屋上に行くと、そいつはいつもの定位置にいた。こちらに気が付いて、おっ疲〜♬と笑顔で手を振ってくる。
この時間にすでにここにいると言うことは、おおかた四限はエスケープしたのだろう。
「 ホラ、四限、千空ちゃんのクラス体育だったじゃない?ココから、よく見えんのよね♬」
千空ちゃん、ゴイスーカッコ良かったよ!
にこにこしながらそんなことを言われて、頭を抱えてしまう。
運動神経自体は悪い方ではないが、カッコ良かったなどと言う活躍が出来るレベルではない。過小評価も過大評価も、等しく無意味で非合理的だ。
そう伝えると、ゲンはまたわらった。
「 うーん、でも、俺にはいつでも千空ちゃんが一番カッコよく見えるから、しょうがないの♬諦めて」
「 テメーはまたそう言うコトをペラペラと」
思いがけない直球に、呆れたように言うと、軽薄な笑顔を返される。
「 メンゴメンゴ♬……お詫びに、千空ちゃんも一服どう?」
ゲンは楽しげにそう言って、懐から手のひらサイズの箱を取り出すと、一本、タバコを取り出して咥えた。
それを、横からつい、と取り上げる。
「 あ"〜、……口寂しいなら、こっちにしとけ」
そのまま、フェンスに押し付けるようにしてくちびるを重ねた。
「 ……ん、ふ………… 」
短い吐息をこぼして、ゲンの方からもキスを返してくる。ほのかに、花の香りが鼻腔をくすぐった。
花の香りに混じって、ほんの少し。
あまいカカオのにおいがする。
はっとして手元を見ると、手にしていたのはタバコを模したチョコ菓子で。
手元とゲンの顔を交互に見ると、ゲンはにんまりとわらった。
「 ふふ。……ハッピーバレンタイン、千空ちゃん♪俺から、プレゼントだよ。
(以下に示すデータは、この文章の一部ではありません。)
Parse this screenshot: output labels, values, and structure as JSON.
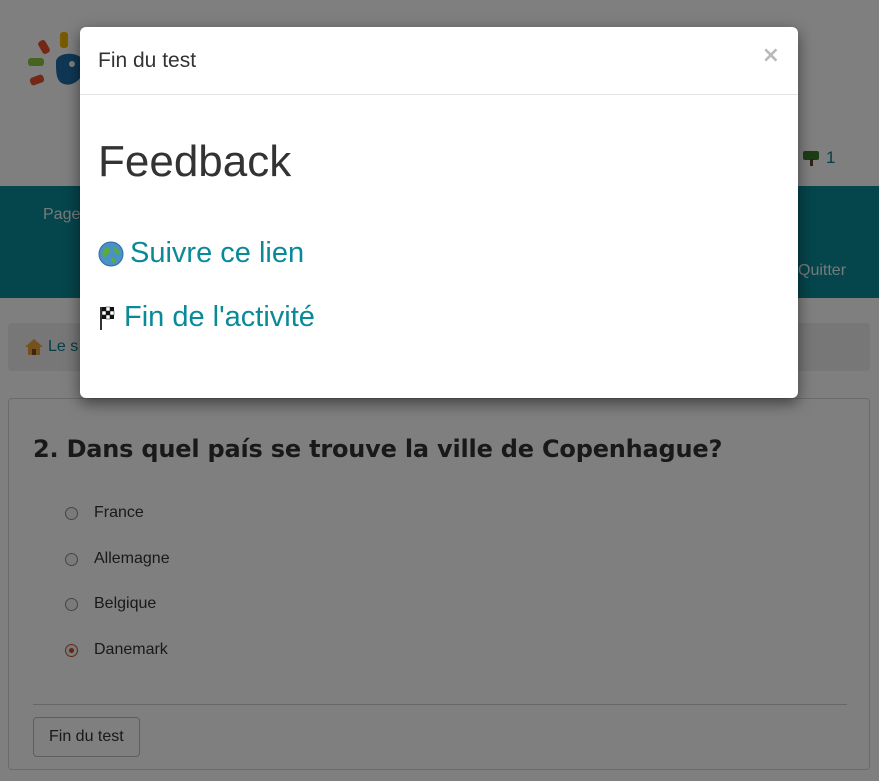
{
  "header": {
    "user_count": "1"
  },
  "nav": {
    "home_label": "Page",
    "quit_label": "Quitter"
  },
  "breadcrumb": {
    "label": "Le s"
  },
  "question": {
    "title": "2. Dans quel país se trouve la ville de Copenhague?",
    "options": [
      {
        "label": "France",
        "checked": false
      },
      {
        "label": "Allemagne",
        "checked": false
      },
      {
        "label": "Belgique",
        "checked": false
      },
      {
        "label": "Danemark",
        "checked": true
      }
    ],
    "finish_label": "Fin du test"
  },
  "modal": {
    "title": "Fin du test",
    "close_label": "×",
    "heading": "Feedback",
    "links": [
      {
        "label": "Suivre ce lien",
        "icon": "globe-icon"
      },
      {
        "label": "Fin de l'activité",
        "icon": "checkered-flag-icon"
      }
    ]
  },
  "colors": {
    "accent": "#0a8a99",
    "radio_checked": "#c24f2a"
  }
}
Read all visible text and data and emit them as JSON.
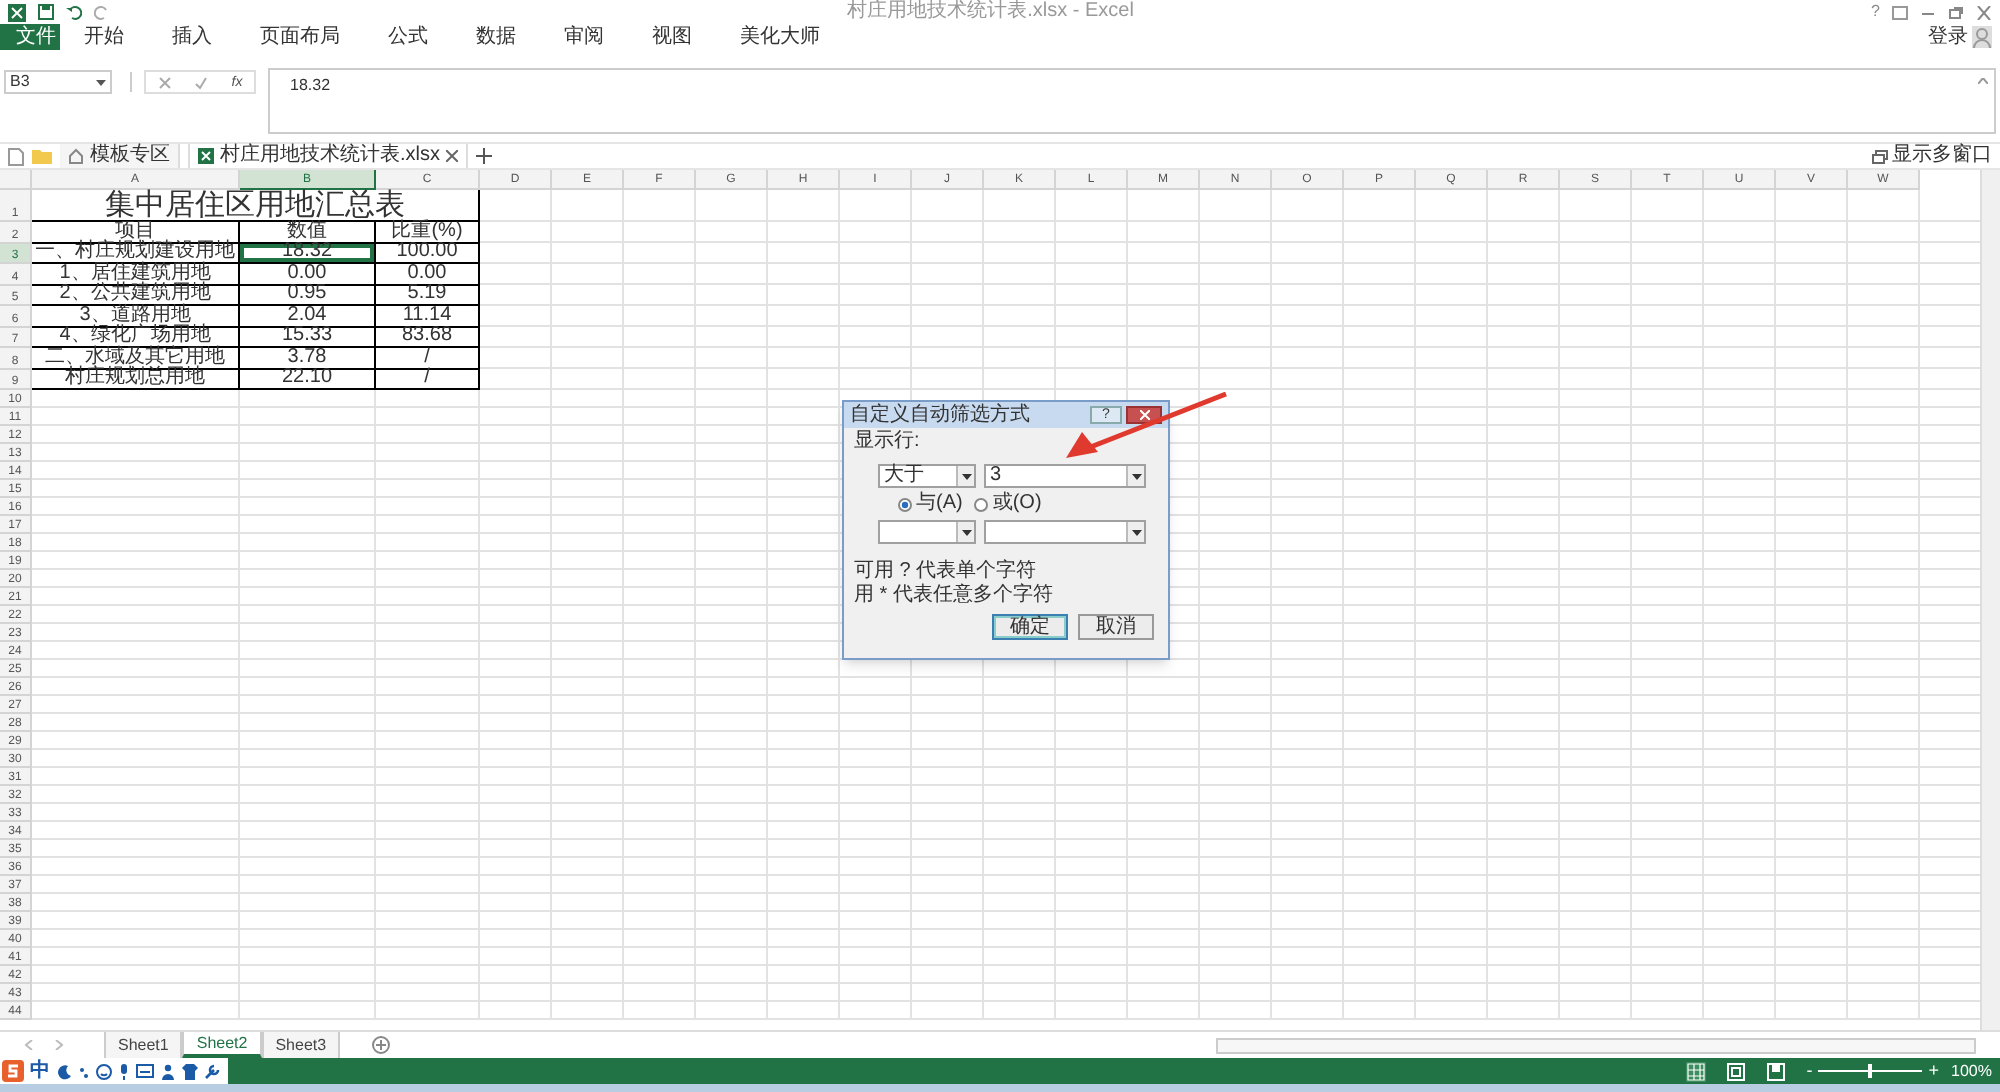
{
  "window": {
    "title": "村庄用地技术统计表.xlsx - Excel",
    "help": "?",
    "sign_in": "登录"
  },
  "ribbon_tabs": [
    {
      "label": "文件",
      "kind": "file"
    },
    {
      "label": "开始",
      "kind": "tab"
    },
    {
      "label": "插入",
      "kind": "tab"
    },
    {
      "label": "页面布局",
      "kind": "tab"
    },
    {
      "label": "公式",
      "kind": "tab"
    },
    {
      "label": "数据",
      "kind": "tab"
    },
    {
      "label": "审阅",
      "kind": "tab"
    },
    {
      "label": "视图",
      "kind": "tab"
    },
    {
      "label": "美化大师",
      "kind": "tab"
    }
  ],
  "formula_bar": {
    "name_box": "B3",
    "fx": "fx",
    "value": "18.32"
  },
  "doc_tabs": [
    {
      "label": "模板专区",
      "kind": "home",
      "selected": false
    },
    {
      "label": "村庄用地技术统计表.xlsx",
      "kind": "workbook",
      "selected": true
    }
  ],
  "multi_window": "显示多窗口",
  "columns": [
    {
      "label": "A",
      "selected": false
    },
    {
      "label": "B",
      "selected": true
    },
    {
      "label": "C",
      "selected": false
    },
    {
      "label": "D",
      "selected": false
    },
    {
      "label": "E",
      "selected": false
    },
    {
      "label": "F",
      "selected": false
    },
    {
      "label": "G",
      "selected": false
    },
    {
      "label": "H",
      "selected": false
    },
    {
      "label": "I",
      "selected": false
    },
    {
      "label": "J",
      "selected": false
    },
    {
      "label": "K",
      "selected": false
    },
    {
      "label": "L",
      "selected": false
    },
    {
      "label": "M",
      "selected": false
    },
    {
      "label": "N",
      "selected": false
    },
    {
      "label": "O",
      "selected": false
    },
    {
      "label": "P",
      "selected": false
    },
    {
      "label": "Q",
      "selected": false
    },
    {
      "label": "R",
      "selected": false
    },
    {
      "label": "S",
      "selected": false
    },
    {
      "label": "T",
      "selected": false
    },
    {
      "label": "U",
      "selected": false
    },
    {
      "label": "V",
      "selected": false
    },
    {
      "label": "W",
      "selected": false
    }
  ],
  "rows": [
    {
      "number": "1",
      "kind": "title",
      "selected": false,
      "cells": [
        {
          "text": "集中居住区用地汇总表",
          "selected": false
        }
      ]
    },
    {
      "number": "2",
      "kind": "data",
      "selected": false,
      "cells": [
        {
          "text": "项目",
          "selected": false
        },
        {
          "text": "数值",
          "selected": false
        },
        {
          "text": "比重(%)",
          "selected": false
        }
      ]
    },
    {
      "number": "3",
      "kind": "data",
      "selected": true,
      "cells": [
        {
          "text": "一、村庄规划建设用地",
          "selected": false
        },
        {
          "text": "18.32",
          "selected": true
        },
        {
          "text": "100.00",
          "selected": false
        }
      ]
    },
    {
      "number": "4",
      "kind": "data",
      "selected": false,
      "cells": [
        {
          "text": "1、居住建筑用地",
          "selected": false
        },
        {
          "text": "0.00",
          "selected": false
        },
        {
          "text": "0.00",
          "selected": false
        }
      ]
    },
    {
      "number": "5",
      "kind": "data",
      "selected": false,
      "cells": [
        {
          "text": "2、公共建筑用地",
          "selected": false
        },
        {
          "text": "0.95",
          "selected": false
        },
        {
          "text": "5.19",
          "selected": false
        }
      ]
    },
    {
      "number": "6",
      "kind": "data",
      "selected": false,
      "cells": [
        {
          "text": "3、道路用地",
          "selected": false
        },
        {
          "text": "2.04",
          "selected": false
        },
        {
          "text": "11.14",
          "selected": false
        }
      ]
    },
    {
      "number": "7",
      "kind": "data",
      "selected": false,
      "cells": [
        {
          "text": "4、绿化广场用地",
          "selected": false
        },
        {
          "text": "15.33",
          "selected": false
        },
        {
          "text": "83.68",
          "selected": false
        }
      ]
    },
    {
      "number": "8",
      "kind": "data",
      "selected": false,
      "cells": [
        {
          "text": "二、水域及其它用地",
          "selected": false
        },
        {
          "text": "3.78",
          "selected": false
        },
        {
          "text": "/",
          "selected": false
        }
      ]
    },
    {
      "number": "9",
      "kind": "data",
      "selected": false,
      "cells": [
        {
          "text": "村庄规划总用地",
          "selected": false
        },
        {
          "text": "22.10",
          "selected": false
        },
        {
          "text": "/",
          "selected": false
        }
      ]
    },
    {
      "number": "10",
      "kind": "empty",
      "selected": false
    },
    {
      "number": "11",
      "kind": "empty",
      "selected": false
    },
    {
      "number": "12",
      "kind": "empty",
      "selected": false
    },
    {
      "number": "13",
      "kind": "empty",
      "selected": false
    },
    {
      "number": "14",
      "kind": "empty",
      "selected": false
    },
    {
      "number": "15",
      "kind": "empty",
      "selected": false
    },
    {
      "number": "16",
      "kind": "empty",
      "selected": false
    },
    {
      "number": "17",
      "kind": "empty",
      "selected": false
    },
    {
      "number": "18",
      "kind": "empty",
      "selected": false
    },
    {
      "number": "19",
      "kind": "empty",
      "selected": false
    },
    {
      "number": "20",
      "kind": "empty",
      "selected": false
    },
    {
      "number": "21",
      "kind": "empty",
      "selected": false
    },
    {
      "number": "22",
      "kind": "empty",
      "selected": false
    },
    {
      "number": "23",
      "kind": "empty",
      "selected": false
    },
    {
      "number": "24",
      "kind": "empty",
      "selected": false
    },
    {
      "number": "25",
      "kind": "empty",
      "selected": false
    },
    {
      "number": "26",
      "kind": "empty",
      "selected": false
    },
    {
      "number": "27",
      "kind": "empty",
      "selected": false
    },
    {
      "number": "28",
      "kind": "empty",
      "selected": false
    },
    {
      "number": "29",
      "kind": "empty",
      "selected": false
    },
    {
      "number": "30",
      "kind": "empty",
      "selected": false
    },
    {
      "number": "31",
      "kind": "empty",
      "selected": false
    },
    {
      "number": "32",
      "kind": "empty",
      "selected": false
    },
    {
      "number": "33",
      "kind": "empty",
      "selected": false
    },
    {
      "number": "34",
      "kind": "empty",
      "selected": false
    },
    {
      "number": "35",
      "kind": "empty",
      "selected": false
    },
    {
      "number": "36",
      "kind": "empty",
      "selected": false
    },
    {
      "number": "37",
      "kind": "empty",
      "selected": false
    },
    {
      "number": "38",
      "kind": "empty",
      "selected": false
    },
    {
      "number": "39",
      "kind": "empty",
      "selected": false
    },
    {
      "number": "40",
      "kind": "empty",
      "selected": false
    },
    {
      "number": "41",
      "kind": "empty",
      "selected": false
    },
    {
      "number": "42",
      "kind": "empty",
      "selected": false
    },
    {
      "number": "43",
      "kind": "empty",
      "selected": false
    },
    {
      "number": "44",
      "kind": "empty",
      "selected": false
    }
  ],
  "dialog": {
    "title": "自定义自动筛选方式",
    "help": "?",
    "label": "显示行:",
    "condition1": {
      "operator": "大于",
      "value": "3"
    },
    "logic": [
      {
        "label": "与(A)",
        "selected": true
      },
      {
        "label": "或(O)",
        "selected": false
      }
    ],
    "hints": [
      "可用 ? 代表单个字符",
      "用 * 代表任意多个字符"
    ],
    "buttons": [
      {
        "label": "确定",
        "default": true
      },
      {
        "label": "取消",
        "default": false
      }
    ]
  },
  "sheet_tabs": [
    {
      "label": "Sheet1",
      "selected": false
    },
    {
      "label": "Sheet2",
      "selected": true
    },
    {
      "label": "Sheet3",
      "selected": false
    }
  ],
  "ime": {
    "label": "中"
  },
  "status_bar": {
    "views": [
      {
        "kind": "normal",
        "selected": true
      },
      {
        "kind": "page_layout",
        "selected": false
      },
      {
        "kind": "page_break",
        "selected": false
      }
    ],
    "zoom": {
      "level": 0.5,
      "label": "100%",
      "minus": "-",
      "plus": "+"
    }
  }
}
なんと芸能人あさぎりゲンの、間接キス付きシガレットチョコ♬……この世に一本しかない超、レアなやつ」
言葉に、ひとつためいきをついて。
上目遣いに見ながら、ゲンが口を付けていたフィルター部分にちゅっ、と口付ける。
そのまま、にやりと口元に笑みを刷いて。
見せつけるようにゆっくりと包装紙を解くと、中のチョコレートを口に含んだ。
……ごくん、と、ゲンの喉が鳴る。
そのまま、もう一度フェンスにもたれたままのゲンに覆い被さって。
くちびるを重ねると、舌でチョコをゲンの口の中に押し込んだ。
「 ……んん……、ふ、ぁ……っ 」
そのまま、互いの口の中でチョコが溶けきるまで60秒、たっぷり味わって。
くちびるを離すと、またにやりと笑いかけた。
「 ……ハッピーバレンタイン。どーも、ごちそうさん」
ゲンは赤い顔で、息を乱しながら口元を覆う。
「 ……千空ちゃん、ジーマーでバイヤー…… 」
そんなゲンの様子を満足げに眺めやりながら、口の端に残ったチョコを親指で拭って舐めた。
「 …………甘ぇ 」
ほんのりビターで、なめらかで甘い。
なんだかこいつみてぇだな、と胸の裡でひとりごちた。